In case you haven’t noticed yet, Bill Belichick is not your regular 70-year-old. Whereas other members of his age group are off to retirement and beginning to decelerate a bit, the New England Patriots’ head coach is still not showing any signs of slowing down.
It appears that quite the opposite is the case. According to a recent report by Sports Illustrated’s Albert Breer, Belichick is not just working as hard as ever, he is actually “working more than he has in the recent past.”
Belichick still loves doing it. That much is obvious. I had someone there tell me that this offseason he’s actually working more than he has in the recent past, which only speaks to the fact that, to borrow paraphrase an old Levy-ism, there really isn’t any place he’d rather be.
Belichick, who celebrated his 70th birthday on Saturday, has never made a secret out of the fun he is still having. While he questioned his ability to keep coaching into his 70s during the 2009 NFL Films documentary A Football Life, he has since reversed course and has apparently taken his own “one day at a time” mantra to heart.
“I enjoy doing it,” Belichick said during the NFL spring meeting earlier this offseason. “It’s a comprehensive job. It’s a lot. But it’s fun. It beats working.”

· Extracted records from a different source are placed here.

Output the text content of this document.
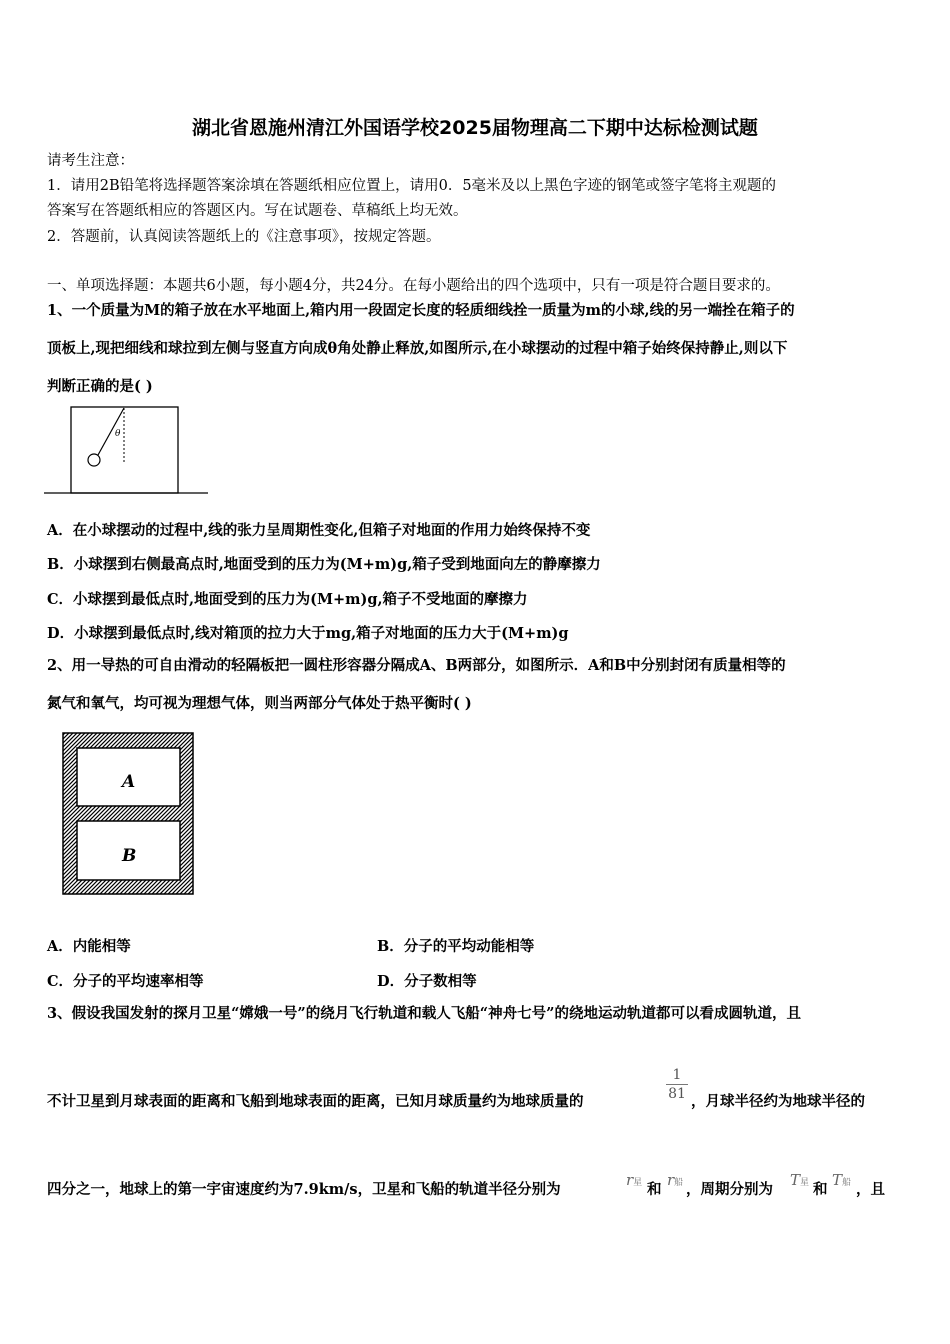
湖北省恩施州清江外国语学校2025届物理高二下期中达标检测试题
请考生注意：
1．请用2B铅笔将选择题答案涂填在答题纸相应位置上，请用0．5毫米及以上黑色字迹的钢笔或签字笔将主观题的
答案写在答题纸相应的答题区内。写在试题卷、草稿纸上均无效。
2．答题前，认真阅读答题纸上的《注意事项》，按规定答题。
一、单项选择题：本题共6小题，每小题4分，共24分。在每小题给出的四个选项中，只有一项是符合题目要求的。
1、一个质量为M的箱子放在水平地面上,箱内用一段固定长度的轻质细线拴一质量为m的小球,线的另一端拴在箱子的
顶板上,现把细线和球拉到左侧与竖直方向成θ角处静止释放,如图所示,在小球摆动的过程中箱子始终保持静止,则以下
判断正确的是( )
θ
A．在小球摆动的过程中,线的张力呈周期性变化,但箱子对地面的作用力始终保持不变
B．小球摆到右侧最高点时,地面受到的压力为(M+m)g,箱子受到地面向左的静摩擦力
C．小球摆到最低点时,地面受到的压力为(M+m)g,箱子不受地面的摩擦力
D．小球摆到最低点时,线对箱顶的拉力大于mg,箱子对地面的压力大于(M+m)g
2、用一导热的可自由滑动的轻隔板把一圆柱形容器分隔成A、B两部分，如图所示．A和B中分别封闭有质量相等的
氮气和氧气，均可视为理想气体，则当两部分气体处于热平衡时( )
A
B
A．内能相等	B．分子的平均动能相等
C．分子的平均速率相等	D．分子数相等
3、假设我国发射的探月卫星“嫦娥一号”的绕月飞行轨道和载人飞船“神舟七号”的绕地运动轨道都可以看成圆轨道，且
不计卫星到月球表面的距离和飞船到地球表面的距离，已知月球质量约为地球质量的
1
81 ，月球半径约为地球半径的
四分之一，地球上的第一宇宙速度约为7.9km/s，卫星和飞船的轨道半径分别为
r星 和
r船 ，周期分别为
T星 和
T船 ，且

The motivations behind Belichick’s drive are anyone’s guess, but there are a few goals he still might want to accomplish before hanging up his hoodie.
The first is adding to his own legacy. Belichick already is the most successful NFL coach in terms of championships — he won two as an assistant with the New York Giants and six more as head coach with the Patriots — but he is still 26 wins behind all-time leader Don Shula. With the NFL shifting to a 17-game schedule, there is a realistic chance he passes Shula before turning 75.
That process also includes winning a title without Tom Brady at quarterback, Breer believes:
I’ve heard for more than a decade that those around him believe he wants to show he can win with the Patriots without Brady. He got the franchise Mac Jones and a playoff berth last year. The next step is showing that legit championship contention is on the horizon.
Whether or not there really is a desire to do that is hard to tell, but Belichick is trying to win at all times no matter the players he has available. Now, the main man in his circus is Mac Jones and it seems the Patriots are well-positioned for the future with him under center.
Finally, there might be a desire to leave the organization he turned into a dynasty in some able hands. His sons, current defensive assistant coaches Stephen and Brian, appear to be candidates even though it is far too early to tell what the eventual succession plan is — if there even is one in place already.
As for the 2022 offseason, meanwhile, Belichick working more than in years past should not come as too big a surprise. After all, the team has lost some key pieces both in the front office (director of player personnel Dave Ziegler) and the coaching staff (offensive coordinator Josh McDaniels); Belichick is taking a proactive approach to help replace those departures and keep the operation going as smoothly as possible.